С трудом, поминутно хватаясь за перила, я поднимался по нескончаемой лестнице, по которой некогда, видимо, с такими же трудностями, выбирался наружу композитор Гайдн, и в который раз думал о том, что то вдохновенное вызывание духов, которому я здесь с таким увлечением предавался, на самом деле не имело никакого смысла. Насколько легче было тревожить колоссальные тени прошлого дома, в России, насколько отзывчивее и податливее они там оказывались! Механические подпорки не только не помогали моему воображению, они скорее сковывали и ограничивали его полет. Временами, когда меня совсем уже огорчало это зияние, фатальный зазор между красочным мифом и невзрачной современностью, мне даже хотелось, чтобы вся Европа ушла под воду, как платоновская Атлантида, оставив в наследство другим народам только то, что ей и так уже не принадлежит: рассыпанные по музеям мраморные обломки статуй и барельефов, фрагменты пожелтевших рукописей на полузабытых языках и поблекшие, уже почти неразличимые, переливы красок на картинах и фресках. Раньше все всегда так и заканчивалось, только роль наводнения или извержения Везувия, засыпавшего пеплом целые провинции, обычно играли нашествия варваров, которых неудержимо влек к себе магический блеск пышно угасавших цивилизаций. Эти заманчивые игрушки неизменно ломались в их тяжелых и грубых лапах; но и обломков их, случайно сохранившихся, было достаточно, чтобы из них впоследствии могло вырасти великолепное новое дерево новой культуры.

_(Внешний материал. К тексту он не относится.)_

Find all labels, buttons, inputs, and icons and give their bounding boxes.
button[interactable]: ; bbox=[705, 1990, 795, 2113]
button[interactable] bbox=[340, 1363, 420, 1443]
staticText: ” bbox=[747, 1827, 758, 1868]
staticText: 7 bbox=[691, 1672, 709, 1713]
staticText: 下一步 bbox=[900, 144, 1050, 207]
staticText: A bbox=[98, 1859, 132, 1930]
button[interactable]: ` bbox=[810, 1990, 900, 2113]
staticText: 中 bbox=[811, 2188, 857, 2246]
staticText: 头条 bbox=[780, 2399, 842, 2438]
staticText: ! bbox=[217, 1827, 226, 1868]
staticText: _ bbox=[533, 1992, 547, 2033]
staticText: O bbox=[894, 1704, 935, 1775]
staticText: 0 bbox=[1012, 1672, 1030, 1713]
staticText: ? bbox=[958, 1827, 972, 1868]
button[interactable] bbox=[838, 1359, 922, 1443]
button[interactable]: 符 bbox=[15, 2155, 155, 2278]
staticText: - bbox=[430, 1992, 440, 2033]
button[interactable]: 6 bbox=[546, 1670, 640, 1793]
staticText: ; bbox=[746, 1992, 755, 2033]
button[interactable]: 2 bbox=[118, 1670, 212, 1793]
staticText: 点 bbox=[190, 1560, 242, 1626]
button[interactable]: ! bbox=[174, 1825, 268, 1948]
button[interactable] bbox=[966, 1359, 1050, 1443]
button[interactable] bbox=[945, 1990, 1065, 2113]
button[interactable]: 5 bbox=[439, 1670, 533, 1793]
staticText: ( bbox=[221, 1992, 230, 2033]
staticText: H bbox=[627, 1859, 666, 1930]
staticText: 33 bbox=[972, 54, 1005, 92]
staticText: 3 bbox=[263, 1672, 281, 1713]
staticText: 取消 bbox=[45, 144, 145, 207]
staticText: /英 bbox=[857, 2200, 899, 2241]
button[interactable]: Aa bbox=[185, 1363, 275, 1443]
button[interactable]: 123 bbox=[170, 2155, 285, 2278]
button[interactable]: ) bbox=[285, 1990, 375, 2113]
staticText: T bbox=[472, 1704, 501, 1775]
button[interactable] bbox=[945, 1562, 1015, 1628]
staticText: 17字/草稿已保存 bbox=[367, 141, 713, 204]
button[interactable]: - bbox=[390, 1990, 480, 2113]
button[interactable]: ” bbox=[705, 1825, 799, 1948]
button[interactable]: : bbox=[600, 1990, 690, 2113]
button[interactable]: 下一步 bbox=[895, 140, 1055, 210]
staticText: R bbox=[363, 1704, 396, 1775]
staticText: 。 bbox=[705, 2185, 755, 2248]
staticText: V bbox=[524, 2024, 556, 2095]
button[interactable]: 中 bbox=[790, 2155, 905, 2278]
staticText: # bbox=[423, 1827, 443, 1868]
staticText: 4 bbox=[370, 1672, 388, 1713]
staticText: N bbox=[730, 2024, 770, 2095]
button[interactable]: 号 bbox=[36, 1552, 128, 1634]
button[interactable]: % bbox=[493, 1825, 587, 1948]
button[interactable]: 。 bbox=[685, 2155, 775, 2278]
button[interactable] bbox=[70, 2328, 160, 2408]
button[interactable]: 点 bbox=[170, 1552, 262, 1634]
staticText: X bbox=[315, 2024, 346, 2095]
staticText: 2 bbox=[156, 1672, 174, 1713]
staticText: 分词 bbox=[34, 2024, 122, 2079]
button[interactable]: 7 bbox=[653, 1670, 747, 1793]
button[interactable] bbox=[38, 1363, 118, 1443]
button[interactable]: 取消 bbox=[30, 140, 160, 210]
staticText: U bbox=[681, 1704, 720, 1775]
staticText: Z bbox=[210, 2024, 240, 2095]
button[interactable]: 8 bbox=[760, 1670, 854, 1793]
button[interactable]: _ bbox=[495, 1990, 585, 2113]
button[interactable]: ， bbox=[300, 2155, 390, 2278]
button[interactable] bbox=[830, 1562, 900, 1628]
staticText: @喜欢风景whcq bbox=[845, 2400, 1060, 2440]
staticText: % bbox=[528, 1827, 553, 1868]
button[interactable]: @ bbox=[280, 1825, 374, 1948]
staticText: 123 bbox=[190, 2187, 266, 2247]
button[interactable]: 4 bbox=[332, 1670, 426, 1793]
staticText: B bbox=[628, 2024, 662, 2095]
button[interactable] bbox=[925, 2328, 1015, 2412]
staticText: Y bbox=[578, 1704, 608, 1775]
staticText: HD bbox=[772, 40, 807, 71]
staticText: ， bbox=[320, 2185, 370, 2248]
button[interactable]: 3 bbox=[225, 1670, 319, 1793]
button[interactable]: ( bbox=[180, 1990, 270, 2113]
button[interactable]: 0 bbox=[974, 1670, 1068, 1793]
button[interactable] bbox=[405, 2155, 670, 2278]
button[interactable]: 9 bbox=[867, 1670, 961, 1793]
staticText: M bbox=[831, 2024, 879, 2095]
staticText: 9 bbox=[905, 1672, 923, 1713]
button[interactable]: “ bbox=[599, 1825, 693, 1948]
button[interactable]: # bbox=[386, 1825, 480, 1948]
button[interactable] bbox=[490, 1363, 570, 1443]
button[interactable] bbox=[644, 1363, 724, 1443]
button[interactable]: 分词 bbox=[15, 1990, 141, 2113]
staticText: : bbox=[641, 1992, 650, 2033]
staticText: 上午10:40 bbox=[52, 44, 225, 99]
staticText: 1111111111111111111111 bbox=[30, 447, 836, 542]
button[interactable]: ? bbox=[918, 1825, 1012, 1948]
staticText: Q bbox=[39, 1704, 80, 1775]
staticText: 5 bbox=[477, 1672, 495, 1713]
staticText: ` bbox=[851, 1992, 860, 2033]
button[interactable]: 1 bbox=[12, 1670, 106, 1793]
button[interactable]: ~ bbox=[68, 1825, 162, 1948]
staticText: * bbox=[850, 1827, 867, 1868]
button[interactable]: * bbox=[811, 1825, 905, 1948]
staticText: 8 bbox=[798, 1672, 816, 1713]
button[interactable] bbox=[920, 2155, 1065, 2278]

Преодолев наконец крутую лестницу, я оказался наверху, перед наружной дверью; но, распахнув ее, я не увидел ничего, кроме сплошной пелены мутного утреннего тумана, сквозь который смутно просвечивали вдали еще горевшие фонари. Зябко поеживаясь, я побрел по совершенно безлюдным улицам, старательно вглядываясь в почти невидимую в тумане неровную брусчатку у меня под ногами. Восточный край неба постепенно светлел, наливаясь молочной спелостью; но солнца еще не было над горизонтом. Сонная жизнь, едва тлевшая здесь в домах за оконными стеклами, на удивление стройно и гармонично сливалась в эту минуту с возвышенным покоем грузной небесной твердыни. Плоский город, с его серыми крышами и фасадами, казался легким, расплывшимся оттиском на податливой поверхности мироздания. Через несколько мгновений должно было взойти солнце; над древней, недвижной, окованной космическим холодом Вечерней землей занимался новый день.